# Luminette Privacy Sheers



## dinosaur1 (Nov 22, 2009)

Would these look ok for a sliding glass patio door? 72x80


----------



## BigJim (Sep 2, 2008)

They will look fine but you will hate them going in and out the door.


----------



## dinosaur1 (Nov 22, 2009)

jiju1943 said:


> They will look fine but you will hate them going in and out the door.


Like I have now....what else would work better?


----------



## BigJim (Sep 2, 2008)

After looking online, the ones you suggest look better than what they are showing. Do a google search and click on images and it will bring up tons of examples of what folks use on sliders.


----------



## dinosaur1 (Nov 22, 2009)

TaliDesign said:


> Can you tell me what is the reason for you to block the windows?
> Different reasons has different solutions.


I live next to a busy street and for some privacy. I want sun to filter in like we have now, but also be able to close them completely for privacy.


----------



## Two Knots (Nov 12, 2011)

What you have shown would look fine. It lets in the light and gives
you the privacy you need. If you use curtain rings on the sheers,
you can then easily pull them to one side, to exit the door, and
easily pull them back, after you come into the house. 
Your other opion is to put them on a travis rod that pulls to one side.

Either way it would look nice, I like it better than vertical blinds.


----------



## dinosaur1 (Nov 22, 2009)

Two Knots said:


> What you have shown would look fine. It lets in the light and gives
> you the privacy you need.

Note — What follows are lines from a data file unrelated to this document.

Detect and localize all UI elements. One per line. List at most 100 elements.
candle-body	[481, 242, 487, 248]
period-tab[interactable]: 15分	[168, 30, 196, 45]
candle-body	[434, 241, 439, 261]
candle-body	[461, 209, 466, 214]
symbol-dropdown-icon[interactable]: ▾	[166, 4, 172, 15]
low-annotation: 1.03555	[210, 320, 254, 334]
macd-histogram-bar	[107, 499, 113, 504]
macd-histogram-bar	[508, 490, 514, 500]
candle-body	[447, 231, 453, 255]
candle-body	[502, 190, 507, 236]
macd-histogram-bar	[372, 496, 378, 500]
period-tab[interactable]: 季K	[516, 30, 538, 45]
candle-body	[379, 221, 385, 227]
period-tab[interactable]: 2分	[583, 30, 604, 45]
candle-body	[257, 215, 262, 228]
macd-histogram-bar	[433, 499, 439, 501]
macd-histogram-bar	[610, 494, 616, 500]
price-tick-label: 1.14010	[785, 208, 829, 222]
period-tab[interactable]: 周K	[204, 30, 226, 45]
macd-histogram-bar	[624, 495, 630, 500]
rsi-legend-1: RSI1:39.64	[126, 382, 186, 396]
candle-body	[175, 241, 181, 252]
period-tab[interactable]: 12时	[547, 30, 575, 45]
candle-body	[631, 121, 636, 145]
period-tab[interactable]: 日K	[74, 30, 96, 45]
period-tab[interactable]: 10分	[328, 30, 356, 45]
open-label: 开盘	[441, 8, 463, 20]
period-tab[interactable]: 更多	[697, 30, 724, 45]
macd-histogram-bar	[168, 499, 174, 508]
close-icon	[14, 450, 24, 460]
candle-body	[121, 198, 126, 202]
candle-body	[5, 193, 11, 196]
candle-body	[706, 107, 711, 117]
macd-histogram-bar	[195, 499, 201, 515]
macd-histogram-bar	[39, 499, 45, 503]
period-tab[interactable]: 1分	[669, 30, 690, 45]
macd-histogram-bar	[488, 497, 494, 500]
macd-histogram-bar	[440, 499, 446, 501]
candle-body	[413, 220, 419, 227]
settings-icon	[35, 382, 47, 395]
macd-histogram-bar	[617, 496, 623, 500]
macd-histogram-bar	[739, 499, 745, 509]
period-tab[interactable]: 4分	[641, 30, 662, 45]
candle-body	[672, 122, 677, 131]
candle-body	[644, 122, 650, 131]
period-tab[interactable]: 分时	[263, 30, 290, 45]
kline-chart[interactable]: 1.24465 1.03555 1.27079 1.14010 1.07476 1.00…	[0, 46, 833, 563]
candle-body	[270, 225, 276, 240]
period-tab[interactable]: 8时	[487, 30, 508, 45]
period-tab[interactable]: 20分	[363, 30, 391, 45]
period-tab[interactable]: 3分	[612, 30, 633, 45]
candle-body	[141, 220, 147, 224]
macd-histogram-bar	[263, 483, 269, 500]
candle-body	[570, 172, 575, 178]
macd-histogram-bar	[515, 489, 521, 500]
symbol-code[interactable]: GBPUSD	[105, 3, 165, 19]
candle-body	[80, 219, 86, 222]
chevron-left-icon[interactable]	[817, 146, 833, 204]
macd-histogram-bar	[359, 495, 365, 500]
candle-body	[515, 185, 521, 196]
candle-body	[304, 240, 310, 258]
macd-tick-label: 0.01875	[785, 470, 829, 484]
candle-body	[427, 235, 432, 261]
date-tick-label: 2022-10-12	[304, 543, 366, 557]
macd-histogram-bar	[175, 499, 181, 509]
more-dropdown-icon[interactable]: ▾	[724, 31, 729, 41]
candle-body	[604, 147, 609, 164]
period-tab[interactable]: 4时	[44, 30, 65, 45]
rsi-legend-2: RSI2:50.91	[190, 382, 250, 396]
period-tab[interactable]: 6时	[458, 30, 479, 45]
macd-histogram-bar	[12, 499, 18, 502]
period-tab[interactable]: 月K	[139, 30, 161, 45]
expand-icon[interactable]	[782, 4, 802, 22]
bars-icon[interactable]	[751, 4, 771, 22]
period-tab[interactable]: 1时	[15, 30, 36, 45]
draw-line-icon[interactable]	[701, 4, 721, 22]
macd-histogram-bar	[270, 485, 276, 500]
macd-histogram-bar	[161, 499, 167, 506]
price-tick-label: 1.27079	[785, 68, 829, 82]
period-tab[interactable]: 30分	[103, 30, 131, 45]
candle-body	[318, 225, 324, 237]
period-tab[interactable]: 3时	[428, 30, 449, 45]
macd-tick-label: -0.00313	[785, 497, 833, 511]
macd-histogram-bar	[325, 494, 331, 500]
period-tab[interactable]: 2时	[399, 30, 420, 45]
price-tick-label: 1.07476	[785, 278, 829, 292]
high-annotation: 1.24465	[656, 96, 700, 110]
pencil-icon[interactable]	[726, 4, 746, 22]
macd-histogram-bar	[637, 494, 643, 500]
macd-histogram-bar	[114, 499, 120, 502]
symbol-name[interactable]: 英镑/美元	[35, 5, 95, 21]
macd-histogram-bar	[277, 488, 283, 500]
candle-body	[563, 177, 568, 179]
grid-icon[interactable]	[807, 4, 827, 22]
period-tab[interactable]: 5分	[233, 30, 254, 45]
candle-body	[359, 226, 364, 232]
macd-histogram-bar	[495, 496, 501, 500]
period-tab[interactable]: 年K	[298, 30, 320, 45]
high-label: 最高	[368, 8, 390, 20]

If you use curtain rings on the sheers,
> you can then easily pull them to one side, to exit the door, and
> easily pull them back, after you come into the house.
> ...


Should I keep what I currently have?


----------



## Two Knots (Nov 12, 2011)

The sheers you have pictured are in front of your existing sliding door?
I thought the verticals were your existing sliding door???


----------



## dinosaur1 (Nov 22, 2009)

Two Knots said:


> The sheers you have pictured are in front of your existing sliding door?
> I thought the verticals were your existing sliding door???


The picture on the left is what I currently have.


----------



## Two Knots (Nov 12, 2011)

the first pic, with the sheers and brown drapes?
if yes, then keep them.


----------



## dinosaur1 (Nov 22, 2009)

Two Knots said:


> the first pic, with the sheers and brown drapes?
> if yes, then keep them.


Yes they're green actually.


----------